Sechsunddreißig Tage brauchte Konrad Adenauer, bis er 1949 seine erste Regierung gebildet hatte, 45 Tage waren es 1953, vier Jahre später 39, nicht weniger als 65 Tage 1961, und 1965 dauerte es 37 Tage, bis das Kabinett Erhard–Mende stand. Willy Brandt und Walter Scheel hingegen sind sich binnen einer knappen Woche nach dem Spruch der Wähler handelseinig geworden, mag auch ihre Ministerliste noch nicht ganz vollständig sein. Die Regierungsbildung 1969 war ein Sechs-Tage-Rennen.

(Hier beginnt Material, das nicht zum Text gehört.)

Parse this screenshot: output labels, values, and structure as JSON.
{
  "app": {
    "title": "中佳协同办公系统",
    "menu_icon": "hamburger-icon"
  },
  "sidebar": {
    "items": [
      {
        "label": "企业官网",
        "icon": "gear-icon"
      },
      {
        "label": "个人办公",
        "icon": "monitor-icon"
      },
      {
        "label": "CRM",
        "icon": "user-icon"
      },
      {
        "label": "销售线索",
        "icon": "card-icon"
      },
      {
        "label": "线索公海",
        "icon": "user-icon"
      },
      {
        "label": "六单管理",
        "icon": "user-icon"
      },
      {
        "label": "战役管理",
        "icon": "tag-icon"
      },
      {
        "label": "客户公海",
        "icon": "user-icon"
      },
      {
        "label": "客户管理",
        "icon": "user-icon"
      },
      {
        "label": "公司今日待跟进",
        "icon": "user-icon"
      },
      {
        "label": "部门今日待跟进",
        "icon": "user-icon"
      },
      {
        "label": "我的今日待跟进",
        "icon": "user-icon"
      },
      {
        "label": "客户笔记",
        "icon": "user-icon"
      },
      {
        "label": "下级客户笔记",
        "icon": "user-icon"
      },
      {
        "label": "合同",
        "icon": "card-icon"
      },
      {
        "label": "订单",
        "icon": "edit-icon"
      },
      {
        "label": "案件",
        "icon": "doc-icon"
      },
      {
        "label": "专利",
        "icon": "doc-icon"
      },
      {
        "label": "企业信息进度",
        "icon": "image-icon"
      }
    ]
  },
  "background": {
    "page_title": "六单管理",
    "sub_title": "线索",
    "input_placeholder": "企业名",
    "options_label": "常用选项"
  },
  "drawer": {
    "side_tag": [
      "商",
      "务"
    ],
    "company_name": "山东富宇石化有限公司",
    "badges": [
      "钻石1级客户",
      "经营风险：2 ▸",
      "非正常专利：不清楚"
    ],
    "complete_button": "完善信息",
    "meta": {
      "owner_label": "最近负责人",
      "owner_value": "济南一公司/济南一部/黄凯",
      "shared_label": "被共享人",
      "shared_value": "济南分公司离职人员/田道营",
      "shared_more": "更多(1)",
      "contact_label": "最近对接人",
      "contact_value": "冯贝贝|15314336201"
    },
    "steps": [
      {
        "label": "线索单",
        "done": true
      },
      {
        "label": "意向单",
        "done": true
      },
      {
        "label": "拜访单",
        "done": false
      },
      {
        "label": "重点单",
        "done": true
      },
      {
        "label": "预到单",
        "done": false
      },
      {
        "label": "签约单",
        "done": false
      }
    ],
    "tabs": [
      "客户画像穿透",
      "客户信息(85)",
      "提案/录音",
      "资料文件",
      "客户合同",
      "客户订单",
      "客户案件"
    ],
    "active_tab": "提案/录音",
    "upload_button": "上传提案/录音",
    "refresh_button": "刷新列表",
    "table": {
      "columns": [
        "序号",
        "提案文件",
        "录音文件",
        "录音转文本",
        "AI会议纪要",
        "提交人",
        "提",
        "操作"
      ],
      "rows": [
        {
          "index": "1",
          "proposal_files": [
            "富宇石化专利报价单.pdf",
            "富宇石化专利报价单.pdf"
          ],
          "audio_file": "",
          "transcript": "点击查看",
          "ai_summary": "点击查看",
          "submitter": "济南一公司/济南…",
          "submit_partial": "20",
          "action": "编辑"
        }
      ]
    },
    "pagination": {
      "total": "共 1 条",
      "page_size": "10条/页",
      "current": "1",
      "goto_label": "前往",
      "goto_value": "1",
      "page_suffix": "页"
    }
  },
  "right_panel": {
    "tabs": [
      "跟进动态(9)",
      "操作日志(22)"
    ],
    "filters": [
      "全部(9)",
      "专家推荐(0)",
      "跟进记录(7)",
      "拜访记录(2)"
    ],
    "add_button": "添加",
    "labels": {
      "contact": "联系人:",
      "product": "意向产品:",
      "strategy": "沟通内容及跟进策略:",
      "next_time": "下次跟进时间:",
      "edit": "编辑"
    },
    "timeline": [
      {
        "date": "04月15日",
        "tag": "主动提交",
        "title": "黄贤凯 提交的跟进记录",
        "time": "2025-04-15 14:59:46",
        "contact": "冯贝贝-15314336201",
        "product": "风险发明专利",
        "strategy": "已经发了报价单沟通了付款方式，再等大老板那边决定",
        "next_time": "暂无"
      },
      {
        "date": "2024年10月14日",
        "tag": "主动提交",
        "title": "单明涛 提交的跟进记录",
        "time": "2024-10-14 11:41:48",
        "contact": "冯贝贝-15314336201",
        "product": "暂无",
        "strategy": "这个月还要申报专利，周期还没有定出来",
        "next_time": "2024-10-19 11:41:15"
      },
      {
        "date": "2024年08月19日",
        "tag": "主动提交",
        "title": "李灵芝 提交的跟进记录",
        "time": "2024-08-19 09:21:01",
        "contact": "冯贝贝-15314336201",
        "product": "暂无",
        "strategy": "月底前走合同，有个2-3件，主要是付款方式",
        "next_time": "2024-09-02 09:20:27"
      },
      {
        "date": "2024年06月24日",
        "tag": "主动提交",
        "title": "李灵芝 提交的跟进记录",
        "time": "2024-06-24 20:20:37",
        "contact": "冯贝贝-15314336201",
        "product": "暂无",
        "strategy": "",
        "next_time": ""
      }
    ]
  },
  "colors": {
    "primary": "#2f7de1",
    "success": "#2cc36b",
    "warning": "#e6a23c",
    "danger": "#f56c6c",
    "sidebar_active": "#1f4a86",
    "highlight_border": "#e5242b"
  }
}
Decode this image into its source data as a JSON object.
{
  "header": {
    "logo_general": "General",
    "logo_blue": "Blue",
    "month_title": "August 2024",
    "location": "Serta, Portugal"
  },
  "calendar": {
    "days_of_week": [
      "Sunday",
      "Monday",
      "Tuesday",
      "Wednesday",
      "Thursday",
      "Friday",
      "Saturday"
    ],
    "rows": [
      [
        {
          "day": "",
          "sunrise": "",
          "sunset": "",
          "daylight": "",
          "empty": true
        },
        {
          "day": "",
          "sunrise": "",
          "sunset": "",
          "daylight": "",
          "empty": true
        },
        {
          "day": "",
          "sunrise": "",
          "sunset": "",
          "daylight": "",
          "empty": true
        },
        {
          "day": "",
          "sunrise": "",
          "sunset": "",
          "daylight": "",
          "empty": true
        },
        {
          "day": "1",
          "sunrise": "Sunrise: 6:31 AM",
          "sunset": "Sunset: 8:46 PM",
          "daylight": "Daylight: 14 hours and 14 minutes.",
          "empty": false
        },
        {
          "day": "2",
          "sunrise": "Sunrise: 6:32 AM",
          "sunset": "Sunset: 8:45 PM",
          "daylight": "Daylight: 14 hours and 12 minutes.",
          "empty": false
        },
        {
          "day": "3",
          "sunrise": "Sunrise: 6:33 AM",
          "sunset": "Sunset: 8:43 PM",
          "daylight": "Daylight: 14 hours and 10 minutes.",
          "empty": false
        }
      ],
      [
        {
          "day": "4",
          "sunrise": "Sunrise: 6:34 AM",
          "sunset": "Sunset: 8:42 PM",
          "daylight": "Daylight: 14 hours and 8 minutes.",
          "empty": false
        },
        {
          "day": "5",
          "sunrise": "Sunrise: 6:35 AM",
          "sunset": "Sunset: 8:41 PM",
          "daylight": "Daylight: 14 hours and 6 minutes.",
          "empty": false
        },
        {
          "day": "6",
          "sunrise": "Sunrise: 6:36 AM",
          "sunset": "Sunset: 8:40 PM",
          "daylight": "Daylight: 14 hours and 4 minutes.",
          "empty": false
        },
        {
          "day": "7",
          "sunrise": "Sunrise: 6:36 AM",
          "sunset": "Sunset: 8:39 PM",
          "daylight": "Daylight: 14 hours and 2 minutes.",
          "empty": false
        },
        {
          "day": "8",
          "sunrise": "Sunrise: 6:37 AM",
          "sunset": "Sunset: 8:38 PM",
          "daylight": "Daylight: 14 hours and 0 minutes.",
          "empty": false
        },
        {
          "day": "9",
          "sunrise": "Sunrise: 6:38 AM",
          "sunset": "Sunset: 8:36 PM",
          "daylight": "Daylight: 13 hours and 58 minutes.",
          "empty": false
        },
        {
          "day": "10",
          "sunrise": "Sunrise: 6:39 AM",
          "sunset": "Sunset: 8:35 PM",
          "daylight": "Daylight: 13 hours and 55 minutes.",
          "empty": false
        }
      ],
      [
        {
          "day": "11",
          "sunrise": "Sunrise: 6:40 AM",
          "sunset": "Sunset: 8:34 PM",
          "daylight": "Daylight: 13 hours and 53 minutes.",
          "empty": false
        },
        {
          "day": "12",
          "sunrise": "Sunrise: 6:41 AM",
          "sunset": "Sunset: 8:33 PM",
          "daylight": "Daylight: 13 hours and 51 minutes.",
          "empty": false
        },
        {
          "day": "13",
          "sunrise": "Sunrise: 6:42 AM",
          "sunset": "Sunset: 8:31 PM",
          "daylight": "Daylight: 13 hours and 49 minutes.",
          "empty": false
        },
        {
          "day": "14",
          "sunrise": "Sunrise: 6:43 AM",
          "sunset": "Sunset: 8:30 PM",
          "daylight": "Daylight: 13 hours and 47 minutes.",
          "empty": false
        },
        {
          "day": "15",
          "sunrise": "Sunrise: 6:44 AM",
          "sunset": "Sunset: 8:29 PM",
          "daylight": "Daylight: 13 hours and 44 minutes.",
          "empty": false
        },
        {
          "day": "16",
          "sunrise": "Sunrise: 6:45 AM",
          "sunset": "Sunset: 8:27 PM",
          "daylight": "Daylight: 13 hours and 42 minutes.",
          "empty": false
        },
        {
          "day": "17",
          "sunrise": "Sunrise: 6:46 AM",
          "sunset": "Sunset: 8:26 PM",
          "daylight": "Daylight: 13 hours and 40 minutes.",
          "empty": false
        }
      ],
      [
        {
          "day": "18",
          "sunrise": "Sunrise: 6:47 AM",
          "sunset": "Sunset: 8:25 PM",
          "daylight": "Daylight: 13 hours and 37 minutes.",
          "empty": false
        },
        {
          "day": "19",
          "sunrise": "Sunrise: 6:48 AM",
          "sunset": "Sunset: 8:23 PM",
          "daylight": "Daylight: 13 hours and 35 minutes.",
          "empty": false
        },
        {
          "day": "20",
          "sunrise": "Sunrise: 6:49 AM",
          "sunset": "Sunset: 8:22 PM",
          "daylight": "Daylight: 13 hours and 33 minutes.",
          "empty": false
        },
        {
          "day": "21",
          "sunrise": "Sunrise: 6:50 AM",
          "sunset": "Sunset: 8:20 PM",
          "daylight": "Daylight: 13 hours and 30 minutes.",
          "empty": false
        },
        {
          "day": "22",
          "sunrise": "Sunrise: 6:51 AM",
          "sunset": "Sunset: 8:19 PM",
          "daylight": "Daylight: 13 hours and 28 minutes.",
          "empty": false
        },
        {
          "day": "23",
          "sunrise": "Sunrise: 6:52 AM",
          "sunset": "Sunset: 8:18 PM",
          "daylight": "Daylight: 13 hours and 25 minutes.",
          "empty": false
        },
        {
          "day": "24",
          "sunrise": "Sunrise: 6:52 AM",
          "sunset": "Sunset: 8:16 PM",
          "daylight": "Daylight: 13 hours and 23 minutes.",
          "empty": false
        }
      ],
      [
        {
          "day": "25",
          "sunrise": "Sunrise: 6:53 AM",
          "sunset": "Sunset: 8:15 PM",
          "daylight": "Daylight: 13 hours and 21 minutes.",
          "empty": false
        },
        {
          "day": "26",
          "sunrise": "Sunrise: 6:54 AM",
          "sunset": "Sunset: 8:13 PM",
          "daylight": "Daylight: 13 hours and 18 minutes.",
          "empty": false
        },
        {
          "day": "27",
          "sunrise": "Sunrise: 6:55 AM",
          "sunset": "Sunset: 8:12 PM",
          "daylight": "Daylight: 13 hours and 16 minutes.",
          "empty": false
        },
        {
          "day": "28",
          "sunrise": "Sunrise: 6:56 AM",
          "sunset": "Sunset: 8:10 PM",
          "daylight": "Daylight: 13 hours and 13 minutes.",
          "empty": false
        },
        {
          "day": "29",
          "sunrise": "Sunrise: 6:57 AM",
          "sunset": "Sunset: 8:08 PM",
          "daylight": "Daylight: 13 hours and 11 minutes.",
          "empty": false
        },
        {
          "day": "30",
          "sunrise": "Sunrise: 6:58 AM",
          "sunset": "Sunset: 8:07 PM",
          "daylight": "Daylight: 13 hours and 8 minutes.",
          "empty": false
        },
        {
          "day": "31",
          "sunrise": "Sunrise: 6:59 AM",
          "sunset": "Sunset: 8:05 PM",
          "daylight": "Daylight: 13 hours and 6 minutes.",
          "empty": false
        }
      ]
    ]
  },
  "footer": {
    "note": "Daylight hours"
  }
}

Freilich, während die Sieger schon in ihre Bozen gegangen sind, starrt das Publikum noch immer wie gebannt auf die Bahn, als könne es das Schauspiel, das es gesehen hat, noch immer nicht fassen, als sei unwahr und unwirklich, daß der Altfavorit von den beiden Überraschungssiegern abgehängt und geschlagen worden ist. Aber das Rennen ist tatsächlich gelaufen. Erst in dieser Woche, in der Atempause, die der ununterbrochenen Hektik der Vorwoche folgt, dämmert den Bonnern, was sich zugetragen hat.

Koalitionsverhandlungen und Regierungsbildung – das hatte in Bonn bisher stets einer schwerfälligen und dissonanten Ouvertüre geglichen. List und Ranküne, Tricks und Winkelzüge waren noch jedesmal an der Tagesordnung.

Nichts davon in diesem Jahr. Die Regierungsbildung 1969 glich einem rasch und klar gespielten Präludium. Einen Eindruck davon erhielten die Millionen Zuschauer der "Tagesschau", als sie die Bilder sahen, die die Fernsehreporter vom Balkon des Bonner Funkhauses aus mittels einer elektronischen Kamera samt Weitwinkelobjektiv von den Koalititonsgesprächen im gläsernen Dachgarten des hundert Meter entfernten Hauses der nordrhein-westfälischenLandesvertretung eingefangen hatten. Da saßen die Verhandlungskommissionen über ihre Papiere gebeugt; Hans-Dietrich Genscher, Helmut Schmidt und Karl Schiller hatten den Sakko abgelegt und die Krawatte gelockert; ab und zu bildeten sich kleine Gruppen, die gemeinsam irgendein Faszikel studierten.

Keine heftigen Gesten, kein Pokerspiel, wiewohl es ein Stummfilm war, den das Fernsehen zeigte, wurde doch deutlich, daß es sich hier nicht um eine spannungsgeladene Runde handelte, sondern um eine Sitzung, in der die Direktoren zweier Unternehmen Punkt für Punkt prüfen, wie sich die schon beschlossene Fusion am besten bewerkstelligen läßt. Die Regierungsbildung 1969 ging ganz undramatisch und ohne sensationelle Begleitumstände vonstatten – so, als sei die völlige Veränderung der bisherigen Machtverhältnisse das Selbstverständlichste von der Welt.